My double delta Male Not sure of his age But hes always making bubble nests 








And last but not lest my yellow reg boy i have had him for about a year now


----------



## Rjjm (Jan 1, 2012)

That is a nice female. Unfortunately, in most cases, the males are the ones with dominant gene. As for breeding them, I been breeding mine in hang on type( the ones powered by bubbles ) but of course bubble off during pairing. I find it easier to use this because it has a divider which help both fish being female producing more egg while getting to know the male and the male making nest bubbles. When it looks like she is ready, I take the divider out. At the beginning, the male chases her but after couple of hours, she stops swimming away and swims towards him under the bubble. Good luck


----------



## corrie (Aug 10, 2014)

ok ty for the info  ya i love this little female im thinking of trying her with my double delta male as hes the one making big bubble nests in his tank


----------



## April (Apr 21, 2010)

Lighter colour make the better. I was told you need a cellophane to breed to the koi. 
It's a lot of work and lots of feedings wcs, and then jarring the males as they start showing their tails. 
Daily wcs and 4 meals a day for good growth and fins. Also the guy I know had to use equilibrium to keep the tails growing even and not ratty.



Sent from my iPhone using Tapatalk


----------



## Rjjm (Jan 1, 2012)

You should pop by Aprils. She has some nice koi male betta


----------



## aznmidnite (Nov 16, 2015)

Hello corrie,
I have bred crown tail bettas in the past. Back then I just used a 10 gallon half filled with treated water, a sponge filter, kept the bottom of the tank bare (easier for male to pickup eggs, and for cleaning), and a Styrofoam cup cut lengthwise in half (floating in the tank along one of the tank sides as it helps the male keep his bubble nest together (alternatively I had better luck using a round piece of plastic bag I cut from the bags you get when you buy fish, and floating it near one of the tank sides)). 

In my case I just conditioned the pair by feeding them frozen worms, some freeze dried blood worms, along with their usual Hikari Betts pellets.
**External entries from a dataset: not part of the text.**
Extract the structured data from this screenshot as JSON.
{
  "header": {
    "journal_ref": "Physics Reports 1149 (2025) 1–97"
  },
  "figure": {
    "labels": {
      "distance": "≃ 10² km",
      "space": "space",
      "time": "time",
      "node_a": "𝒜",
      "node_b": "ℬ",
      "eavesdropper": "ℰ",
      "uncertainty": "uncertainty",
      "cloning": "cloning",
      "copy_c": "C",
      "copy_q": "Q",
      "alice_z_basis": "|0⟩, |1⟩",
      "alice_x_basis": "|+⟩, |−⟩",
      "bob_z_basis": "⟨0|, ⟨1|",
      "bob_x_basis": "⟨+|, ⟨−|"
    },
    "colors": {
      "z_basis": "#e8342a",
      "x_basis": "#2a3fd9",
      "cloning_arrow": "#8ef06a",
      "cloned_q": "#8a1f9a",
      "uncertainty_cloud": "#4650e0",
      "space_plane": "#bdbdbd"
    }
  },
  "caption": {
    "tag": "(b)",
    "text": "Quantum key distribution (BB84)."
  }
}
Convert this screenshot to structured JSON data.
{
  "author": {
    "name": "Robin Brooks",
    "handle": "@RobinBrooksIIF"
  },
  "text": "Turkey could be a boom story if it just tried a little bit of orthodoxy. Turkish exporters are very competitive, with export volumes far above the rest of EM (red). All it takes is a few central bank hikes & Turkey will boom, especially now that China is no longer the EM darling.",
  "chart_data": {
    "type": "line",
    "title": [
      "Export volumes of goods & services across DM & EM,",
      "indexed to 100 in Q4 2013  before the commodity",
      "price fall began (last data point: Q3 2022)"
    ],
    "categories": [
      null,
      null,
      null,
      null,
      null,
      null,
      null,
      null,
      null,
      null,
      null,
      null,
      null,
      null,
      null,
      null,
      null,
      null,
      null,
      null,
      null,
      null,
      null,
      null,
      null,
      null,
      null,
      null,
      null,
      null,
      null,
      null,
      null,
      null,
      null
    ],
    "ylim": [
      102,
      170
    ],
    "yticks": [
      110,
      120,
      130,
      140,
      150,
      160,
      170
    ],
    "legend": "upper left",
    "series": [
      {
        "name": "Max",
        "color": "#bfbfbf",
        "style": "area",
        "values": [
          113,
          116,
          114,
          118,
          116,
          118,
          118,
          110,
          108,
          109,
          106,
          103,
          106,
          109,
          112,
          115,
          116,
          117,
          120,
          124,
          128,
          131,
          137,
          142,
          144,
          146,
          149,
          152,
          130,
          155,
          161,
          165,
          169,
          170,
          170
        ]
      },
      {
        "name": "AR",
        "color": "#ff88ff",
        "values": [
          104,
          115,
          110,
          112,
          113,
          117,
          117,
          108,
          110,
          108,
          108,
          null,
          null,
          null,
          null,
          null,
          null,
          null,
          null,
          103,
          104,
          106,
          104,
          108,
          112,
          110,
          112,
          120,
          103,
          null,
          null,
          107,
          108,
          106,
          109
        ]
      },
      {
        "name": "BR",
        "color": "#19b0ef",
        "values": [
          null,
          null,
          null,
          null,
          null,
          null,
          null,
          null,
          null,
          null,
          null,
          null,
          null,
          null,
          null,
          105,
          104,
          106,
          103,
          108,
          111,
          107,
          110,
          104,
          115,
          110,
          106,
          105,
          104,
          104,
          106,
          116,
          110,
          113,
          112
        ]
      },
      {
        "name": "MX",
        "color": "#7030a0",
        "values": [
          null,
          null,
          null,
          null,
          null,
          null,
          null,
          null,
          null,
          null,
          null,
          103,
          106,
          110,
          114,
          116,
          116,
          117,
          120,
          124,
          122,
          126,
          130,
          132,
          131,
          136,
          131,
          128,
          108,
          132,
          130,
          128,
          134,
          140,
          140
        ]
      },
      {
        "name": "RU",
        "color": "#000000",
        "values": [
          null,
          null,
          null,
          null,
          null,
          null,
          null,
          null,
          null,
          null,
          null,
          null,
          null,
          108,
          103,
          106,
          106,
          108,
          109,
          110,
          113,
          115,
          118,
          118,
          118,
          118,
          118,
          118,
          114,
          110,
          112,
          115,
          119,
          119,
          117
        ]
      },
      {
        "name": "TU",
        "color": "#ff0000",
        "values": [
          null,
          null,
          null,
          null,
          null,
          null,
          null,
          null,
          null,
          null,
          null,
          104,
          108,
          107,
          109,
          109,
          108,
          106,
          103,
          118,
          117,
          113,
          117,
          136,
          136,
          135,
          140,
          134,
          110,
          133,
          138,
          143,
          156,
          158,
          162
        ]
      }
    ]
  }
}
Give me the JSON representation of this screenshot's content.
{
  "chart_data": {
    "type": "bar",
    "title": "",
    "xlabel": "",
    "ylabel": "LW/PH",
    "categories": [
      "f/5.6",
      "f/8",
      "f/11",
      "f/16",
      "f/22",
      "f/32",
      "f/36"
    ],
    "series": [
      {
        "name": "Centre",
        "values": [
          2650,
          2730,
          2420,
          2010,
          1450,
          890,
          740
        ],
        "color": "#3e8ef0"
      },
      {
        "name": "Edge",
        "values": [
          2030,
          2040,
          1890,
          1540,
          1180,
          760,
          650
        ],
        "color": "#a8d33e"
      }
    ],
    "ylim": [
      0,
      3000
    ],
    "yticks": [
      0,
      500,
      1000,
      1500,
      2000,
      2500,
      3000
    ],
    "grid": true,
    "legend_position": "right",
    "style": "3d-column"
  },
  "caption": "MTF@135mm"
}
Put the female in a glass hurricane vase and after a few weeks the female started getting plump with eggs and she displayed the vertical stripes.

Once plump with eggs I removed the hurricane vase and let them be. Once they do their thing I remove the female, and let the male proceed with his parenting duties.

I am no expert, as I'm sure there are many other ways to breed them. I can PM you more details later if you'd like, or if you have any questions let me know.

Good luck! 

Sent from my SM-G900W8 using Tapatalk


----------



## LSCHWARTZ (Oct 29, 2014)

You can PM if you have any questions.


----------